Laura Drummer, Director of Software & Engineering, Novetta Solutions

Laura Drummer

Director of Software & Engineering, Novetta Solutions

Natural Language Processing and Topic Modeling for Social Network Analysis

Traditional social network analysis is performed on a series of nodes and edges, generally gleaned from metadata about interactions between several actors. In the intelligence and law enforcement communities, this metadata can frequently be paired with data and communications content.

Our analytic, SocialBee, takes advantage of this widely untapped data source to not only perform more in-depth social network analysis based on actor behavior, but also enrich the social network analysis with topic modelling, sentiment analysis, and trending over time.

Through extraction and analysis of topic-enriched links, SocialBee has also been able to successfully predict “hidden relationships” i.e., relationships not seen in the original dataset, but that exist in an external dataset via different means of communication.

The clustering of communities based on behavior over time can be done by looking purely at metadata, but SocialBee also analyzes the content of communications which will allows for a richer analysis of the tone, topic, and sentiment of each interaction. Traditional topic modelling is usually done using natural language processing to build clusters of similar words and phrases.

By incorporating these topics into a communications network stored in Neo4j, we are able to ask much more meaningful questions about the nature of individuals, relationships, and entire communities.

Using its topic modelling features, SocialBee can identify behavior based communities within this networks. These communities are based on relationships where a significant percentage of the communications are about a specific topic.
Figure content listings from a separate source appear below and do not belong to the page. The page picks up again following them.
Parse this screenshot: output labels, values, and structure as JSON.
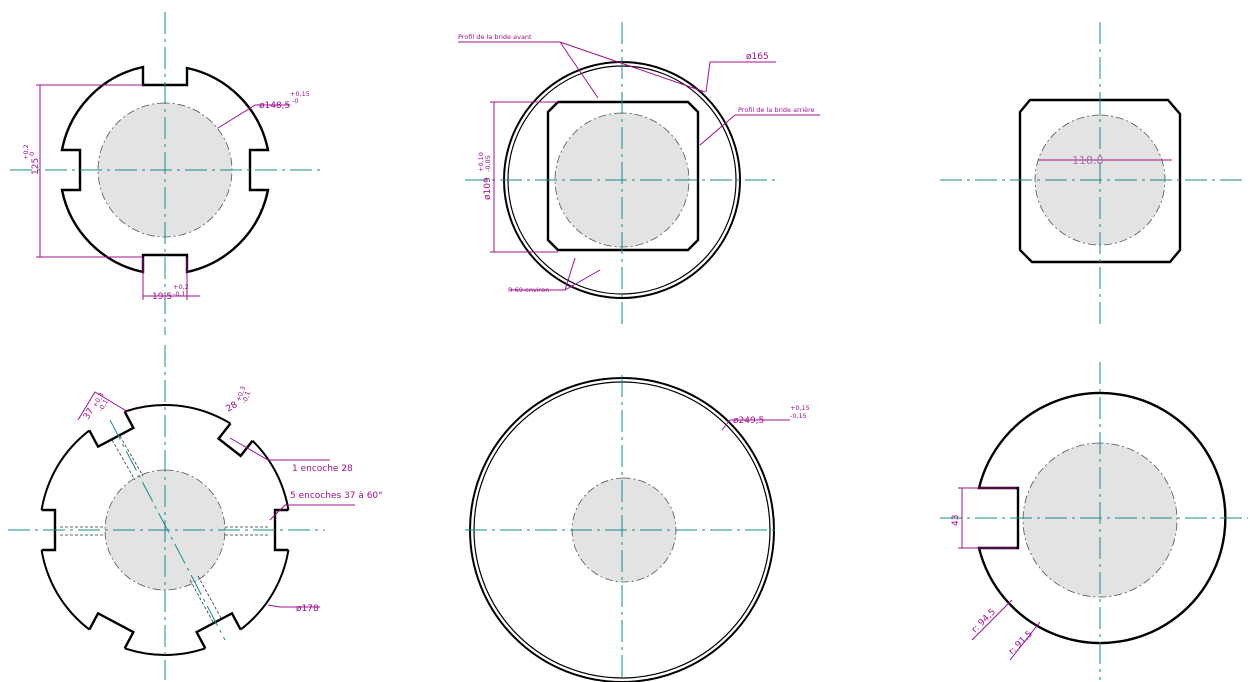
{
  "views": [
    {
      "diameter": "ø148,5",
      "diameter_tol_upper": "+0,15",
      "diameter_tol_lower": "-0",
      "height": "125",
      "height_tol_upper": "+0,2",
      "height_tol_lower": "0",
      "slot_width": "19,5",
      "slot_tol_upper": "+0,2",
      "slot_tol_lower": "-0,1"
    },
    {
      "front_profile": "Profil de la bride avant",
      "diameter": "ø165",
      "rear_profile": "Profil de la bride arrière",
      "inner": "ø109",
      "inner_tol_upper": "+0,10",
      "inner_tol_lower": "-0,05",
      "radius": "R 69 environ"
    },
    {
      "width": "118.8"
    },
    {
      "slot_left": "37",
      "slot_left_tol_upper": "+0,3",
      "slot_left_tol_lower": "-0,1",
      "slot_right": "28",
      "slot_right_tol_upper": "+0,3",
      "slot_right_tol_lower": "-0,1",
      "note_one": "1 encoche 28",
      "note_five": "5 encoches 37 à 60°",
      "diameter": "ø178"
    },
    {
      "diameter": "ø249,5",
      "tol_upper": "+0,15",
      "tol_lower": "-0,15"
    },
    {
      "slot": "43",
      "radius_outer": "r: 94,5",
      "radius_inner": "r: 91,5"
    }
  ]
}
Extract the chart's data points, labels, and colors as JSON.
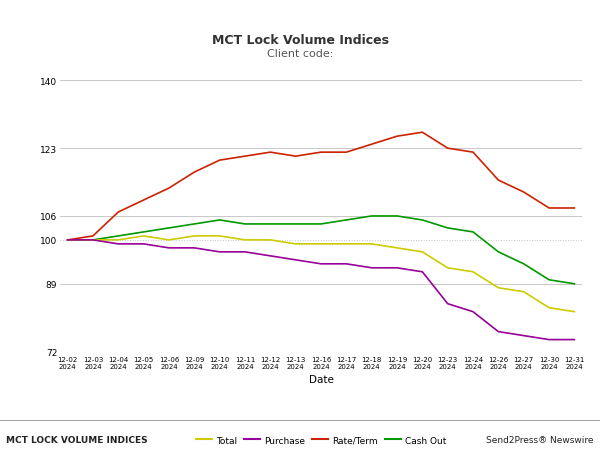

In these smaller networks, it is much easier to identify influential nodes for a specific topic, and find disconnected nodes in a community.

This talk explores the schema designed to store this data in Neo4j, which is loosely based on the concept of the “Author-Recipient-Topic” model as well as several advanced queries exploring the nature of relationships, characterizing sub-graphs, and exploring the words that make up the topics themselves.

About

Laura Drummer has over 14 years of experience in intelligence analysis, data analytics, and software development, and serves as the Director of Software and Engineering in Novetta's Cyber Operations Division. She holds a MS in Information Systems and a BA in Mandarin Chinese. Laura lives in Maryland with her husband and two adorable dogs and is expecting her first baby in November of this year.